Spellbinding: The tricky role of superstition in medicine
Key Takeaways
Superstition ties two events that are scientifically unrelated.
Patients and physicians both engage in superstitious practices.
When treating patients, physicians should recognize and address superstitions that interfere with patient insight into disease.
Superstitions remain rampant in modern society, and these beliefs have even worked their way into healthcare. For example, some individuals forgo scientific explanations for treating their illness and instead believe luck and rituals have a positive impact on their healing.
Despite the potential for superstitions to undermine evidence-based care, both HCPs and patients, across countries and cultures, cling to them.
Defining superstitions
Superstition refers to beliefs about events that are unmoored from scientific understanding. With superstition, unnatural elements are used to inform actions and beliefs.
“Despite the many scientific and technological advances in the modern world and the information explosion, superstitious tendencies still linger in human life, and these beliefs are so interwoven with people's thoughts that no limits can be construed for them,” wrote the authors of an article in the Journal of Family Medicine and Primary Care.[]
Superstition conflates events sans scientific or natural reason for any correlation. Sometimes, superstition involves chance. The psychological and philosophical concept of “luck” affects behavior. Superstitions are based on history, culture, and myths.
Regardless of science or advances in technology, superstitions persist in the modern world. They linger despite a surplus of scientific explanations and remain boundless in what can be conceived.
Authors of a study published in International Medical Education offer the following take on superstition:[]
“Historically, superstition has chiefly stemmed from illiteracy, immaturity, and anxiety about the unknown, usually related to the incorrect clarification of natural events. Superstitions could have a religious, cultural, and personal basis," they wrote.
"Of relevance, religious principles and practices may appear superstitious to a person without faith."
— Authors, International Medical Education
Whether religion is a superstition is a matter of personal belief, but various communities throughout the world use cultural and ritual superstitions to inform a variety of beliefs and behaviors, including their ability to ward off illness, foretell the future, summon good fortune, obviate disease or accidents, and even offer guidance in choosing a life partner.
Examples of superstitious health beliefs
Countless superstitions populate cultures and communities worldwide. In broad strokes, they can be categorized as cultural, religious, and personal. They also impact medical care.

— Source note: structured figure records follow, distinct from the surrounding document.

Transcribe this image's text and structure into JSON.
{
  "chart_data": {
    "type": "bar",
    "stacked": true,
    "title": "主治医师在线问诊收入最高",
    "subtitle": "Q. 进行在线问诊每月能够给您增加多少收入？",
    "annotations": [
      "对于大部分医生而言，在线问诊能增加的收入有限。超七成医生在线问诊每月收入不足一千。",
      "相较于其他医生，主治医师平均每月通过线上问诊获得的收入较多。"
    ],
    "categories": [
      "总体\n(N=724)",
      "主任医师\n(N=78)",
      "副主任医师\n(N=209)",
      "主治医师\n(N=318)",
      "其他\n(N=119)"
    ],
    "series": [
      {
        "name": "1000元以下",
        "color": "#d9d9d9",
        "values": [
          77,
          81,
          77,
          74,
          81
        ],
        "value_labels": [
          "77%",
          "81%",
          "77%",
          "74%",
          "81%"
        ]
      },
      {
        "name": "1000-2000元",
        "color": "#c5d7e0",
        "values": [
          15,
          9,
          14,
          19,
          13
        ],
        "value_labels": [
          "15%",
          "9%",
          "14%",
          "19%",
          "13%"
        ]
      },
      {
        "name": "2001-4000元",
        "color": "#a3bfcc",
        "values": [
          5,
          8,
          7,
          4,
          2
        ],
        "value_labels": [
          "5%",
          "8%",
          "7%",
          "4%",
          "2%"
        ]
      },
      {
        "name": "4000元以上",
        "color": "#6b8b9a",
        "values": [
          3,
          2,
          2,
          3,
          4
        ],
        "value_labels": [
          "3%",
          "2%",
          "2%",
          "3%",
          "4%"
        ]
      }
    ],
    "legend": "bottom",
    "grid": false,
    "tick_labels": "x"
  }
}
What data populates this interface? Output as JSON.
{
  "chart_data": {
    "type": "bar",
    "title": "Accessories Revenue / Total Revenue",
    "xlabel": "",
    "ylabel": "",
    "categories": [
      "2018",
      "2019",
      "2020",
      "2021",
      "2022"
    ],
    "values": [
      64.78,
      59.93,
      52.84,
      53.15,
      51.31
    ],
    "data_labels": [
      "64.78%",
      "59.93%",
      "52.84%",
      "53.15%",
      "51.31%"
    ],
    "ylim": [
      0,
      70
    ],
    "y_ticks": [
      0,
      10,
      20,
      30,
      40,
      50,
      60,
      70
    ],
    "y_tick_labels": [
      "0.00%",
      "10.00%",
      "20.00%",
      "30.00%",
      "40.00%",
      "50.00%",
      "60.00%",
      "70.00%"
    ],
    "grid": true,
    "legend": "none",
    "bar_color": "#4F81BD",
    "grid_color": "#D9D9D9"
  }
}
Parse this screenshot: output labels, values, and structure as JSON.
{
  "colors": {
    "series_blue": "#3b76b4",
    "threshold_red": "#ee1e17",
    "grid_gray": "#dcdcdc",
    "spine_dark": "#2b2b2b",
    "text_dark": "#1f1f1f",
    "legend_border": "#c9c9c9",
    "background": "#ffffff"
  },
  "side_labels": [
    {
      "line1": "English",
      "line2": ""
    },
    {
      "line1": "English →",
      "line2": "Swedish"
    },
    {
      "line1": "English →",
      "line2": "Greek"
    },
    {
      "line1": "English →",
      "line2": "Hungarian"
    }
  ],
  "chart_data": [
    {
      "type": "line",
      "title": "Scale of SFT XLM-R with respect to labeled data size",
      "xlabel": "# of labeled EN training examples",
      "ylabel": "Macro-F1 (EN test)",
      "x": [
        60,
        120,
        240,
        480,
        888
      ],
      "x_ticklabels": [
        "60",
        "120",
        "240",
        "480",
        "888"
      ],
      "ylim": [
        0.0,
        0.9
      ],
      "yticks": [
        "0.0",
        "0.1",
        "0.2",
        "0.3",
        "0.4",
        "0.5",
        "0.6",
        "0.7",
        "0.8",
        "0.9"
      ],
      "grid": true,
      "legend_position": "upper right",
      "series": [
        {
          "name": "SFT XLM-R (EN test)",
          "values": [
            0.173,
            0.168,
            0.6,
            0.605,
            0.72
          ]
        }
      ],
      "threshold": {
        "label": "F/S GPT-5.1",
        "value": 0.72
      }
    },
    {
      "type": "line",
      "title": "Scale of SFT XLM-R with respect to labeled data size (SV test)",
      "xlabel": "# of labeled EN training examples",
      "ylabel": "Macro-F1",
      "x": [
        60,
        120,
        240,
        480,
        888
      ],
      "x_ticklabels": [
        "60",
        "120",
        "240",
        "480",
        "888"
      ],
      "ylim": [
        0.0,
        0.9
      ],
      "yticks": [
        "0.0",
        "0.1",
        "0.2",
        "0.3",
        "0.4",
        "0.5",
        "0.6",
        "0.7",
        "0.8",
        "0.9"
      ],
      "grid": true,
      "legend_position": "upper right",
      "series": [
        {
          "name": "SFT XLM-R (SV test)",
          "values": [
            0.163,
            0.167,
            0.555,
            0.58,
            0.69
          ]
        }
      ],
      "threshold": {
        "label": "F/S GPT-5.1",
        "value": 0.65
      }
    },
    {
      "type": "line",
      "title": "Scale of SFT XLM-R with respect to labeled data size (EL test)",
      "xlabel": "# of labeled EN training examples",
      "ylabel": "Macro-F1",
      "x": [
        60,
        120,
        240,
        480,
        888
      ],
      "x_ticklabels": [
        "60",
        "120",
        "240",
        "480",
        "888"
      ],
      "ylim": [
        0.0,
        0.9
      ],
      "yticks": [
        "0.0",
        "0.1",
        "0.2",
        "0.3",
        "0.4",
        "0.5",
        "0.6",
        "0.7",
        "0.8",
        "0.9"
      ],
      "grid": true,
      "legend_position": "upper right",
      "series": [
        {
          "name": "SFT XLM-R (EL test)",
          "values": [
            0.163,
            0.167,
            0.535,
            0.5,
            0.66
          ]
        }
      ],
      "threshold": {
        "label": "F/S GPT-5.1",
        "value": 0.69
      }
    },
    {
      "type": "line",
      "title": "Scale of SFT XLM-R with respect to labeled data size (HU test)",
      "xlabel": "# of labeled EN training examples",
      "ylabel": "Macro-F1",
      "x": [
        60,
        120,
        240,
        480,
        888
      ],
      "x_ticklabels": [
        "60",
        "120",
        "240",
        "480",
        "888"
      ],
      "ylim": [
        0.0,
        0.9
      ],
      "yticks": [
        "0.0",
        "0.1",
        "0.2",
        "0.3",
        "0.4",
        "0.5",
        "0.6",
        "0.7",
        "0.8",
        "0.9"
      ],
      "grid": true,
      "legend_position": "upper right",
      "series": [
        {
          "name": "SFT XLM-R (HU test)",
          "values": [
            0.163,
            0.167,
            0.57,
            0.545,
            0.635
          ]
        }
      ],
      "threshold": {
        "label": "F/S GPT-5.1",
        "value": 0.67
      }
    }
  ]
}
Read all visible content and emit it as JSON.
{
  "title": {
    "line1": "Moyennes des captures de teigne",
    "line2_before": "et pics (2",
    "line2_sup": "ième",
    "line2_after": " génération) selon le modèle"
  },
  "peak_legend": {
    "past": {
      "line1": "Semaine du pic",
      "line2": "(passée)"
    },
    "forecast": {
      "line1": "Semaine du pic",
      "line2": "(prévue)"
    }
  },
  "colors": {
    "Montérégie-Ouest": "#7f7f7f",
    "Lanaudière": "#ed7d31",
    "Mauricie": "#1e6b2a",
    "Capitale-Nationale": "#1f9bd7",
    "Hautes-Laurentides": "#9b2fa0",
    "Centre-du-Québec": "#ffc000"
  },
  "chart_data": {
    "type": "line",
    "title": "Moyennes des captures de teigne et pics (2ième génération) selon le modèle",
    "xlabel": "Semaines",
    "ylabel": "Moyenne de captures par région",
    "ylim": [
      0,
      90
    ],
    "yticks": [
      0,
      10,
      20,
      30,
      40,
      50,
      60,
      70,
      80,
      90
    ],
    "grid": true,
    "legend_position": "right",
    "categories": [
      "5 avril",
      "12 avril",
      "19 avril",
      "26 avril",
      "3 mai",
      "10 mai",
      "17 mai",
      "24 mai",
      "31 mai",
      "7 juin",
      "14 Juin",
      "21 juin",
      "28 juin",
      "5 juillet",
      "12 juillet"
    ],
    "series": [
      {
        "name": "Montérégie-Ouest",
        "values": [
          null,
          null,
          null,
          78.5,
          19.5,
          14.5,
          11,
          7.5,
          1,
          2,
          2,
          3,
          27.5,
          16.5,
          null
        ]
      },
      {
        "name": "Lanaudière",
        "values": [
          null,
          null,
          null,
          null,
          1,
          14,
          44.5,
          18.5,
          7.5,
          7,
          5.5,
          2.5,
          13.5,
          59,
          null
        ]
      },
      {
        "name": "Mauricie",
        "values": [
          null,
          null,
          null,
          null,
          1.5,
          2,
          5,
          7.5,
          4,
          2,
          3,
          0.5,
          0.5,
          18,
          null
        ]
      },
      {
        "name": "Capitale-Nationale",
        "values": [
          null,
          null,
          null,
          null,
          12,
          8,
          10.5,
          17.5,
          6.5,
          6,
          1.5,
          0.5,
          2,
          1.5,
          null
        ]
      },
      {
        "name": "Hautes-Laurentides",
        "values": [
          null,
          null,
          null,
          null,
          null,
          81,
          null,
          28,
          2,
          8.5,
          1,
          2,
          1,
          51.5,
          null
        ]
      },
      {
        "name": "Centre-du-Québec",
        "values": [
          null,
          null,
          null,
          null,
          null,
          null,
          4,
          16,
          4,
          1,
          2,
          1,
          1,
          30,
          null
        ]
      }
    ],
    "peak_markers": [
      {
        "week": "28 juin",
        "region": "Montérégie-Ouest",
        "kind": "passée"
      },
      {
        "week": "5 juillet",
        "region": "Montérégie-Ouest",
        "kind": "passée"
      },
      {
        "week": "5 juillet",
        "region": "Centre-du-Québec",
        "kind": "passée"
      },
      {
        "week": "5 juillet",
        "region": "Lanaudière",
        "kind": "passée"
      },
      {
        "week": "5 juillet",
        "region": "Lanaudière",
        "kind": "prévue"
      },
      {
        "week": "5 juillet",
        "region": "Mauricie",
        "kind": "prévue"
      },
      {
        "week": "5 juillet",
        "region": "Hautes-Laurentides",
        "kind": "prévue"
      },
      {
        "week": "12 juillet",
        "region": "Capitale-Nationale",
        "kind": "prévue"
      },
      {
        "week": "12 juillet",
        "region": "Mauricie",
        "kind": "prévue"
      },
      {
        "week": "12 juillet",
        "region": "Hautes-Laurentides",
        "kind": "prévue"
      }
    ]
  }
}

Due to increasing globalization, it may be helpful for physicians to recognize superstition in various cultures. Here are some examples:
At Kyoto University hospital, Japanese patients asked to prolong their stay beyond the time recommended by their physician, so they could be discharged on a “lucky” day vs an “unlucky” one. This can ultimately increase hospital costs.
In some Pakistani communities, superstition interferes with health-seeking behaviors and response to health-intervention programs.
In India, 62% of patients with schizophrenia turn to witches for treatment.
In developing countries, many people of lower socioeconomic status turn to traditional healers instead of evidence-based care, as the latter may be too expensive or unavailable.
HCPs are also susceptible to superstition. For instance, in Taiwan, nurses believe in good and bad luck. In Japan, some microsurgeons wear charms during surgery. Despite microsurgery being an evidence-based intervention, adverse events such as flap necrosis still occur, and ostensibly, these charms are thought to avert bad clinical outcomes.[] Indeed, there are even accounts of American microsurgeons wearing charm bracelets.[]
Effect of superstitions on treatment
The authors writing in the Journal of Family Medicine and Primary Care explain that people with irrational beliefs exhibit ill thoughts that stymie flexibility and oppose change, with their values affecting beliefs about human needs, illness, and health. Consequently, the response of superstitious people to disease impacts their choice of treatment and quality of life. On the other hand, a person with flexible health beliefs accepts change.
Clinicians can find it helpful to be aware of a patient’s belief system. “The recognition of beliefs is effective in the achievement of health and treatment goals,” the authors write. “The ability of the medical personnel, such as physicians and nurses, to recognize the patients' beliefs and values, which constitute their motivation for decisions and behaviors, better enables them to provide the patient with effective training and counseling and pave the way for behavior change.”
What this means for you
Superstitions are intrinsic to the healthcare system. Physicians and other healthcare providers can educate and counsel their patients with these superstitious beliefs in mind, understanding that such superstition drives health behaviors and actions. By acknowledging superstition when counseling a patient, factors that affect beliefs and behaviors in potentially irrational ways can be addressed.